Passados alguns minutos, o panorama sofreu uma outra mudança radical. A superfície geral tornou-se um pouco mais uniforme, e os turbilhões desapareceram um a um, enquanto prodigiosas manchas de espuma apareceram onde eu não vira nenhuma até então. Depois estas manchas alongaram-se até uma grande distância e, combinando-se entre elas, adotaram o movimento giratório dos turbilhões acalmados e pareceram formar o gérmen de um vórtice mais vasto. De repente, muito de repente, este apareceu e tomou uma forma distinta e definida, num círculo de mais de uma milha de diâmetro. O extremo do turbilhão estava marcado por uma cintura de espuma luminosa, mas nem uma parcela deslizava para a garganta do terrível funil, cujo interior, tão longe quanto o olhar podia avistar, tinha uma parte líquida, lisa, brilhante e de um negro de azeviche, formando com o horizonte um ângulo de cerca de 45 graus, rodando sobre si próprio sob a influência de um movimento ensurdecedor e projetando para o ar uma voz medonha, meio grito, meio rugido, tal como nem as cataratas do Niágara nas suas convulsões jamais enviaram para os céus. 
A montanha tremia mesmo na base e o rochedo mexia-se. Deitei-me de bruços, e num excesso de agitação nervosa, encostei-me à relva rala. 

— Isto — disse-me por fim o velhote — não pode ser outra coisa senão o turbilhão do Maelstrom. Chamam-lhe algumas vezes assim, mas nós, os noruegueses, chamamos-lhe o Moskoe-Strom, por causa da ilha de Moskoe, que está situada a meio caminho.

As descrições vulgares deste turbilhão não me tinham de maneira alguma preparado para o que eu via. A de Jonas Ramus, que é talvez mais pormenorizada do que nenhuma outra, não dá a mais ligeira ideia da magnificência e do horror do quadro — nem a estranha e encantadora sensação de novidade que confunde o espectador. Eu não sei precisamente qual o ponto de vista, nem a que horas o viu o escritor em causa, mas não pôde ser nem do cume de Helseggen, nem durante uma tempestade. Há contudo algumas passagens da sua descrição que podem ser citadas pelos pormenores, se bem que sejam muito insuficientes para dar uma ideia do espetáculo.
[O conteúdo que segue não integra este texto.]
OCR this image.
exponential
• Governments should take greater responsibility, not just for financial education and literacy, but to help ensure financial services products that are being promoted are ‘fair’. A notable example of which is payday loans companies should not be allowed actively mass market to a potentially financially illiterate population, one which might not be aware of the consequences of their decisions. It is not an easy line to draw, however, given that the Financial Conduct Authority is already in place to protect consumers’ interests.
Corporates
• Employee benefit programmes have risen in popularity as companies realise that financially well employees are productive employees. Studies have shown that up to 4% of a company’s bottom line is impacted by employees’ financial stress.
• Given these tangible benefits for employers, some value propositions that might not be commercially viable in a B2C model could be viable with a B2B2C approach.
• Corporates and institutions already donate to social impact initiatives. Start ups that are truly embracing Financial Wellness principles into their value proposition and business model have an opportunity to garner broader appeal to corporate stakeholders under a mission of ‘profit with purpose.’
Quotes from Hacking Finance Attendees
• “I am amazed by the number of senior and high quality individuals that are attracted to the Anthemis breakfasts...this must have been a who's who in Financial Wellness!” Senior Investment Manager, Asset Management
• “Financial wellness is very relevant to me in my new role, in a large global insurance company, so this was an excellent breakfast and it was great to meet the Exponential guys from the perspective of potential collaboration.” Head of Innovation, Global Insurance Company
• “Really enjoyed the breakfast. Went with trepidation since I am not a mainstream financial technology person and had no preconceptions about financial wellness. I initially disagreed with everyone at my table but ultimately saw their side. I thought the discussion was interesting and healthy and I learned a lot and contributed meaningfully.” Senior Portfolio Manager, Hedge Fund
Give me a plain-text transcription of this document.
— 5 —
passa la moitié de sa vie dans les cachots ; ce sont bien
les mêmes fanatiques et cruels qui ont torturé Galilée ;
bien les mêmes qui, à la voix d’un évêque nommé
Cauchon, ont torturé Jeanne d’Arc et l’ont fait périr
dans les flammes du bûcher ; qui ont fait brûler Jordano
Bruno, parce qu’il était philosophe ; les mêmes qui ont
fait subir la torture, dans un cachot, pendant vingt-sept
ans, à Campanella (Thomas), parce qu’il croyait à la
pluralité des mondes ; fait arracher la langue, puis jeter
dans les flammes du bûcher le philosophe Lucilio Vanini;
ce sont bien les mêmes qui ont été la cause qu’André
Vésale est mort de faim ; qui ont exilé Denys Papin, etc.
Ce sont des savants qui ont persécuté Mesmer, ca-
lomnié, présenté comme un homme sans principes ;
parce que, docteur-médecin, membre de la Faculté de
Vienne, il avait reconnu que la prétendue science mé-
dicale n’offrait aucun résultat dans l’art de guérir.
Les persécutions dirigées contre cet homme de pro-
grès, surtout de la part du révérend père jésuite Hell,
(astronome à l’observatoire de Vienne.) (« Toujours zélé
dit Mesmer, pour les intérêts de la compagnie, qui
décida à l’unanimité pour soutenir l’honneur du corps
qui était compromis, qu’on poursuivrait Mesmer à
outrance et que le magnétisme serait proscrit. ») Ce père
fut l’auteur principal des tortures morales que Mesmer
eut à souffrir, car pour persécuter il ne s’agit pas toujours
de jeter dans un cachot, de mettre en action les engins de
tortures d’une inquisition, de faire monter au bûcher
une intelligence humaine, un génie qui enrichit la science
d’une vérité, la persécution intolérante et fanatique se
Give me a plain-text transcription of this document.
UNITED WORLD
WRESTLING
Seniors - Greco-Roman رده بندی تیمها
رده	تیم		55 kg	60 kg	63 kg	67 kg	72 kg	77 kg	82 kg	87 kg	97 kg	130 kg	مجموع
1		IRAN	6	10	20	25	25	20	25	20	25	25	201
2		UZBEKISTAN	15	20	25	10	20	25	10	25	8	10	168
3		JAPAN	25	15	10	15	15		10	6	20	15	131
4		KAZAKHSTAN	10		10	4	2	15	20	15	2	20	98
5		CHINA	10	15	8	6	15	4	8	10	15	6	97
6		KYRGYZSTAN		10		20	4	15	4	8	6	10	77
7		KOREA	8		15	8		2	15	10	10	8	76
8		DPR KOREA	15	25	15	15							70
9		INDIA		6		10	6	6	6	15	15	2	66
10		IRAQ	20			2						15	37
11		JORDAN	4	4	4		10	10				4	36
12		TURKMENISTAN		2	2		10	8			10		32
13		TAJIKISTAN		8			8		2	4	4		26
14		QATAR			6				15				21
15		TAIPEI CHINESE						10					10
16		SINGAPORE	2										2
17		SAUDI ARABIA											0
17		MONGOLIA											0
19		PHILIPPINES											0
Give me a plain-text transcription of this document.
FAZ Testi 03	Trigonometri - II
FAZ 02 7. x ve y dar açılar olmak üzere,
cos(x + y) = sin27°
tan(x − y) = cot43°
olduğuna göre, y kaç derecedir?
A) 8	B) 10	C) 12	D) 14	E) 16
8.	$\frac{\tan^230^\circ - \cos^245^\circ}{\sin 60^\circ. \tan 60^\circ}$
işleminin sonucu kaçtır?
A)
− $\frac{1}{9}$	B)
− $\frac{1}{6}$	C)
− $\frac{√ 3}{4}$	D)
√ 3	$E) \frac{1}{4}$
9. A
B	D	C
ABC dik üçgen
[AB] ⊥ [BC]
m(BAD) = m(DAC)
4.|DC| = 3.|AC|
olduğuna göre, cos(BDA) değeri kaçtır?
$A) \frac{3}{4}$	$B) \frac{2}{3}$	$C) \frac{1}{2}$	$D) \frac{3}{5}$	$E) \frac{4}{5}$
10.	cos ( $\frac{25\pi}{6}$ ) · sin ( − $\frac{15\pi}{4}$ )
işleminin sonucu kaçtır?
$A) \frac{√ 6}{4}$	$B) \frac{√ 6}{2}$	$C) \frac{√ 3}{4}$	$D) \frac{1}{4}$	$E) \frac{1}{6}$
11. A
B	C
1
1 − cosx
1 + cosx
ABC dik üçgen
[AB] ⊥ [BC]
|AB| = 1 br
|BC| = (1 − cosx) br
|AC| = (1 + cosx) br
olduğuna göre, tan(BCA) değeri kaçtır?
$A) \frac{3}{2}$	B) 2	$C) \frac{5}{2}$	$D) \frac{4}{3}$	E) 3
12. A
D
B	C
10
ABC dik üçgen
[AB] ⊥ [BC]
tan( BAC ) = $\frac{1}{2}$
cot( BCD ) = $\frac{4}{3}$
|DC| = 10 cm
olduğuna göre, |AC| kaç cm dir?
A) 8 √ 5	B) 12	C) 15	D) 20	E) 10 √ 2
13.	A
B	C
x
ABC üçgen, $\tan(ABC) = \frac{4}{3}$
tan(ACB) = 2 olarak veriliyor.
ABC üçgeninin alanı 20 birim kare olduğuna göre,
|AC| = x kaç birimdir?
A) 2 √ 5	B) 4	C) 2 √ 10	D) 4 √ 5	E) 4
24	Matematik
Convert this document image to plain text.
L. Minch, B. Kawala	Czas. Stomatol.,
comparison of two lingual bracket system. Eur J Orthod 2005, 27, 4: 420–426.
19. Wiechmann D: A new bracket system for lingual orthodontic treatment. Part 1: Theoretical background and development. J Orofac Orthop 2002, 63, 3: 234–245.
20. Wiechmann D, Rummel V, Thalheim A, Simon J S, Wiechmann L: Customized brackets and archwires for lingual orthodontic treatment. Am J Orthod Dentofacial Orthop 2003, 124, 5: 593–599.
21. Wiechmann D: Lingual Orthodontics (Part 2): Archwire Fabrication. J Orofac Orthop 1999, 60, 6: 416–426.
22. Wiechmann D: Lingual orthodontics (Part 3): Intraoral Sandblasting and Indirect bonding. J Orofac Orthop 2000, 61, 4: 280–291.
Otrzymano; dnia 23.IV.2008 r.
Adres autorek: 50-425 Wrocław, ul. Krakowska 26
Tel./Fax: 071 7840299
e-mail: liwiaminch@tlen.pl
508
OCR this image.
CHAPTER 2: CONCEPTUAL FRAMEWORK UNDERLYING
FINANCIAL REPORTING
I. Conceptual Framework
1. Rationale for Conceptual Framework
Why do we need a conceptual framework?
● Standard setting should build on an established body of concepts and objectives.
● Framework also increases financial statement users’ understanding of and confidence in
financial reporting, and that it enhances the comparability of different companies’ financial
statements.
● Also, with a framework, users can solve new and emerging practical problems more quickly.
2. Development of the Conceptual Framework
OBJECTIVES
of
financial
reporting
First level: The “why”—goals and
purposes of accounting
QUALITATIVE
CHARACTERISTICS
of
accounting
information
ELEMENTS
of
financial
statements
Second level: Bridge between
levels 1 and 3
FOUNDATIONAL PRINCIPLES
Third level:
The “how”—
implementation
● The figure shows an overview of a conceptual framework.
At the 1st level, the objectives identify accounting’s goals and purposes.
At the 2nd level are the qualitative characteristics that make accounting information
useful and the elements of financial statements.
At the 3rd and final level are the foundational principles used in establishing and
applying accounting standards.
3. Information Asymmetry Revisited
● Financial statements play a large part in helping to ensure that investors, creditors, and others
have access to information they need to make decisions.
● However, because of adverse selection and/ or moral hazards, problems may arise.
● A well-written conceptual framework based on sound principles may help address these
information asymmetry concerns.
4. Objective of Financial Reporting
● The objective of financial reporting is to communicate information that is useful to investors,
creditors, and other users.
« Entre Lofoden e Moskoe — diz ele — a profundidade da água é de trinta e seis a quarenta braças, mas do outro lado, do lado de Ver (quer dizer, Vurrgh), esta profundeza diminui a ponto de um navio não poder procurar aí uma passagem sem correr o perigo de se despedaçar sobre as rochas, o que pode acontecer com o tempo mais calmo. Quando vem a maré, a corrente lança-se no espaço compreendido entre Lofoden e Moskoe com uma tumultuosa rapidez, mas o rugido do seu terrível refluxo é apenas igualado com dificuldade pelas mais altas e terríveis cataratas. Ouve-se o barulho a várias léguas, e os turbilhões ou torrentes cavadas são de uma tal extensão e de uma tal profundidade que se um navio entrar na zona da sua atração é inevitavelmente absorvido e arrastado para o fundo, sendo ali feito em pedaços de encontro aos rochedos. E quando a corrente enfraquece, os destroços são trazidos à superfície. Mas estes intervalos de tranquilidade não surgem senão entre o refluxo e o fluxo, quando o tempo está calmo, e duram apenas um quarto de hora; depois a violência da corrente recomeça gradualmente. 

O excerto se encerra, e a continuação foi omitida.